Anak Perempuan Ayah

Senin, 18 April 2011 by: Forum Lingkar Pena

Cerpen Aida Radar

Dimuat di Berita Pagi Palembang, Ahad 17 April 2011


“Ada apa dengan ayah?”

Demikian benakku tiada hentinya bertanya tentang sikap ayah yang lain dari biasa. Ayah yang tak lagi kurasa seperti ayahku yang dulu. Ia betul-betul berubah. Ketaksamaan sikap ayah yang mengganggu pikiranku ternyata tidak—atau mungkin belum, ditangkap orang-orang rumah lainnya. Mereka jelas tiada tahu menahu akan ke-lain-an sikap ayah yang menjadi kegelisahanku. Ibu saja yang orang paling terdekat ayah, yang kucoba cari alternatif jawaban padanya, hanya mengangkat bahu. Pun begitu dengan Jum, bibi yang telah hidup bersama keluarga kami membantu ibu dalam urusan dapur, juga tak lepas dari bidikan tanyaku yang di akhirnya juga setali tiga uang dengan ibu. Diangkat pula bahunya. Bahkan diikuti gelengan. Tidak tahu pangkat dua pastilah maksudnya.

Perasaan tidak kulihat perubahan dalam diri ayah. Dulu dan sekarang sama saja, tuh!

Ah! Adik lelakiku juga beri pendapat sama ketika kuminta pandangannya. Ugh! Jengkel aku padanya. Bagaimana ia bisa tahu keadaan rumah jika kerja hariannya cuma kelayapan saja?! Menginap di basecamp komunitas motornya hampir tiap malam. Jadi mana bisa perubahan sikap ayah terbaca olehnya. Ah, salah juga aku mau meminta pendapatnya.
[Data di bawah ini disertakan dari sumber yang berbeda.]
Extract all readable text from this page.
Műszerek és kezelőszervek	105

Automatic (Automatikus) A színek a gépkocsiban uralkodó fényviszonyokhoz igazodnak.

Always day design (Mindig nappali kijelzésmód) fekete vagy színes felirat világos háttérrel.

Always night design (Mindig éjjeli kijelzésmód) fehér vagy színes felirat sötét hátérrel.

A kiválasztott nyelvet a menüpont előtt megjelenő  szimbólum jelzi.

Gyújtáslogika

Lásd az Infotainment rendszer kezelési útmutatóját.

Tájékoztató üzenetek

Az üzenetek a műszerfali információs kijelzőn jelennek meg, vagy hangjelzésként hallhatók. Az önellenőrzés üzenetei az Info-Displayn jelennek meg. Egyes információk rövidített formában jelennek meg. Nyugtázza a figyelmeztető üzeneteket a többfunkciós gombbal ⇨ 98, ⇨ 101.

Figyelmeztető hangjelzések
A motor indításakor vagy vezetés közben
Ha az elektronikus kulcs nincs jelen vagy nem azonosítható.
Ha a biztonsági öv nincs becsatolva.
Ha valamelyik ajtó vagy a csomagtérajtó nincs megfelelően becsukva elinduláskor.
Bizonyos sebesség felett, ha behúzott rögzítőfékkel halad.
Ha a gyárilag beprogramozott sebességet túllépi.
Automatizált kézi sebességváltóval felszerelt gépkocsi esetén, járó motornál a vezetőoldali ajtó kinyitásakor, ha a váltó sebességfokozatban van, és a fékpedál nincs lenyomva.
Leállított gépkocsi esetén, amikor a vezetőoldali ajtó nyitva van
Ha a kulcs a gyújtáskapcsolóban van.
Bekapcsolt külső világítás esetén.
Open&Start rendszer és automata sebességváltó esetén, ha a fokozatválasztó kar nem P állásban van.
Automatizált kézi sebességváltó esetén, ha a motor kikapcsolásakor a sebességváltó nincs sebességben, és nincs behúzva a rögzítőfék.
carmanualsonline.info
“Ayah mengapa bersikap begitu terhadapku, ya?”

Lain apanya, Ria? Dari tadi kauterus curhat tentang sikap ayahmu yang berubah, tapi tidak kau katakan di mana bedanya? Bagaimana saya bisa berpendapat?

Oh astaga! Aku hampir lupa. Gerutuan Dini mengingatkanku kalau belum kuceritakan sebab musabab ayah kubilang berubah sikap. Baiklah, begini ceritanya :

Dulu, sewaktu masih melekat di tubuhku seragam putih biru dan putih abu-abu, hampir tidak pernah aku dilarang ayah keluar rumah. Ikut kegiatan ekskul sampai pulang menjelang maghrib, buat tugas di rumah teman di malam hari, bercuap-cuap dengan sahabat-sahabat hingga tak mengenal waktu, dan aktifitas di luar rumah lainnya; kulakoni tanpa ada batasan waktu yang ayah gariskan padaku. Selama masa itu, tiada ditolaknya izinku untuk berkeliaran di luar dan tidak hidup di dalam rumah. Aku benar-benar berjaya mengatur waktu untuk seabreg kegiatanku.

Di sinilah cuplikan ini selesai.